There are common courtesies and protocols that come into play in a typical lesson. Knowing and respecting Japanese culture will make your students feel more comfortable and you more confident.

Arriving early is etiquette.

Arriving early is polite and creates a good impression on Japanese people. If a person should arrive just in time it may be deemed late and inconsiderate to the person or parties waiting. This is especially important in a Japanese business environment.

Don't always take what Japanese say at face value.

If a person speaks in an honest and direct manner, Japanese people become very wary. It is not customary to demonstrate one's true feelings as it may risk offending someone. Japanese people are more concerned in protecting each other's feelings than expressing one's own feelings or attitudes. As a consequence, Japanese people resort to using simple responses such as "Yes or No" which can sometimes be a problem.

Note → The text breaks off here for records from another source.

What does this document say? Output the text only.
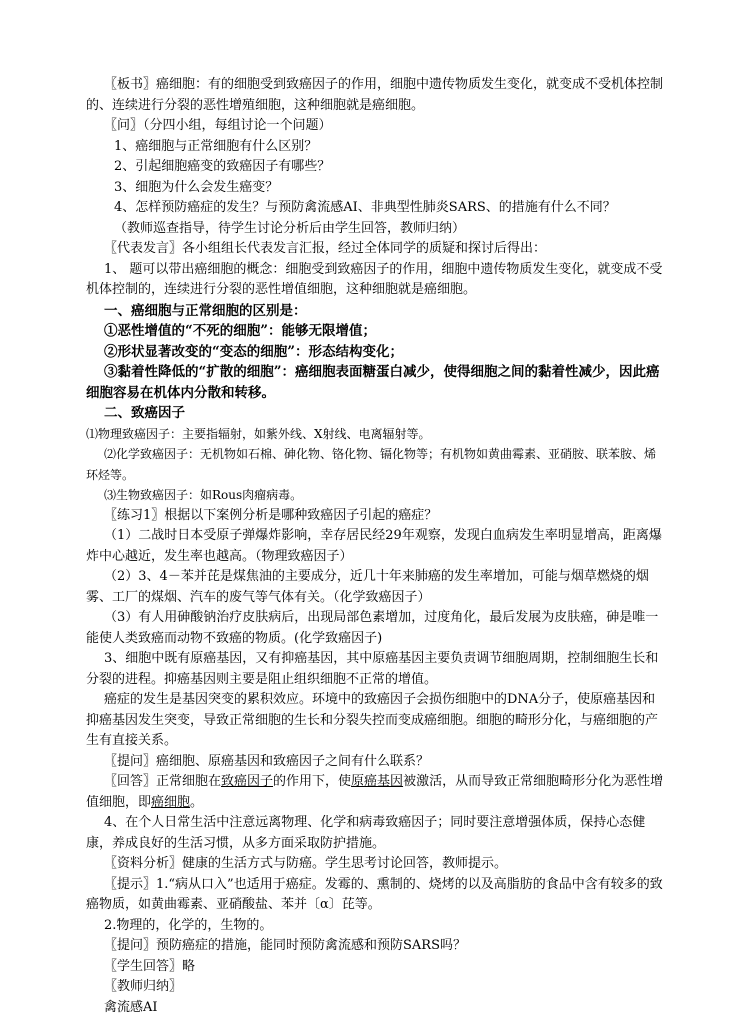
〖板书〗癌细胞：有的细胞受到致癌因子的作用，细胞中遗传物质发生变化，就变成不受机体控制的、连续进行分裂的恶性增殖细胞，这种细胞就是癌细胞。

〖问〗（分四小组，每组讨论一个问题）

1、癌细胞与正常细胞有什么区别？

2、引起细胞癌变的致癌因子有哪些？

3、细胞为什么会发生癌变？

4、怎样预防癌症的发生？与预防禽流感AI、非典型性肺炎SARS、的措施有什么不同？

（教师巡查指导，待学生讨论分析后由学生回答，教师归纳）

〖代表发言〗各小组组长代表发言汇报，经过全体同学的质疑和探讨后得出：

1、 题可以带出癌细胞的概念：细胞受到致癌因子的作用，细胞中遗传物质发生变化，就变成不受机体控制的，连续进行分裂的恶性增值细胞，这种细胞就是癌细胞。

一、癌细胞与正常细胞的区别是：

①恶性增值的“不死的细胞”：能够无限增值；

②形状显著改变的“变态的细胞”：形态结构变化；

③黏着性降低的“扩散的细胞”：癌细胞表面糖蛋白减少，使得细胞之间的黏着性减少，因此癌细胞容易在机体内分散和转移。

二、致癌因子

⑴物理致癌因子：主要指辐射，如紫外线、X射线、电离辐射等。

⑵化学致癌因子：无机物如石棉、砷化物、铬化物、镉化物等；有机物如黄曲霉素、亚硝胺、联苯胺、烯环烃等。

⑶生物致癌因子：如Rous肉瘤病毒。

〖练习1〗根据以下案例分析是哪种致癌因子引起的癌症？

（1）二战时日本受原子弹爆炸影响，幸存居民经29年观察，发现白血病发生率明显增高，距离爆炸中心越近，发生率也越高。（物理致癌因子）

（2）3、4－苯并芘是煤焦油的主要成分，近几十年来肺癌的发生率增加，可能与烟草燃烧的烟雾、工厂的煤烟、汽车的废气等气体有关。（化学致癌因子）

（3）有人用砷酸钠治疗皮肤病后，出现局部色素增加，过度角化，最后发展为皮肤癌，砷是唯一能使人类致癌而动物不致癌的物质。(化学致癌因子)

3、细胞中既有原癌基因，又有抑癌基因，其中原癌基因主要负责调节细胞周期，控制细胞生长和分裂的进程。抑癌基因则主要是阻止组织细胞不正常的增值。

癌症的发生是基因突变的累积效应。环境中的致癌因子会损伤细胞中的DNA分子，使原癌基因和抑癌基因发生突变，导致正常细胞的生长和分裂失控而变成癌细胞。细胞的畸形分化，与癌细胞的产生有直接关系。

〖提问〗癌细胞、原癌基因和致癌因子之间有什么联系？

〖回答〗正常细胞在致癌因子的作用下，使原癌基因被激活，从而导致正常细胞畸形分化为恶性增值细胞，即癌细胞。

4、在个人日常生活中注意远离物理、化学和病毒致癌因子；同时要注意增强体质，保持心态健康，养成良好的生活习惯，从多方面采取防护措施。

〖资料分析〗健康的生活方式与防癌。学生思考讨论回答，教师提示。

〖提示〗1.“病从口入”也适用于癌症。发霉的、熏制的、烧烤的以及高脂肪的食品中含有较多的致癌物质，如黄曲霉素、亚硝酸盐、苯并〔α〕芘等。

2.物理的，化学的，生物的。

〖提问〗预防癌症的措施，能同时预防禽流感和预防SARS吗？

〖学生回答〗略

〖教师归纳〗

禽流感AI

Don't always believe in Japanese smiles.

In Japan, smiles do not necessarily mean that the person is happy and or satisfied. Japanese prefer to mask their true emotions with a superficial smile to maintain a friendly atmosphere. If you really want to understand the Japanese psyche you have to observe closely.

No contact.

Japanese culture does not include hugging or intimate physical contact in public. However, a handshake is fine.

Mutual respect.

It is a fundamental value to the Japanese culture to show respect to one another. Japanese people pride themselves on being mindful of one another’s feelings at all times. Being respectful in your interactions with Japanese people will gain you a valuable insight to the Japanese mentality and culture.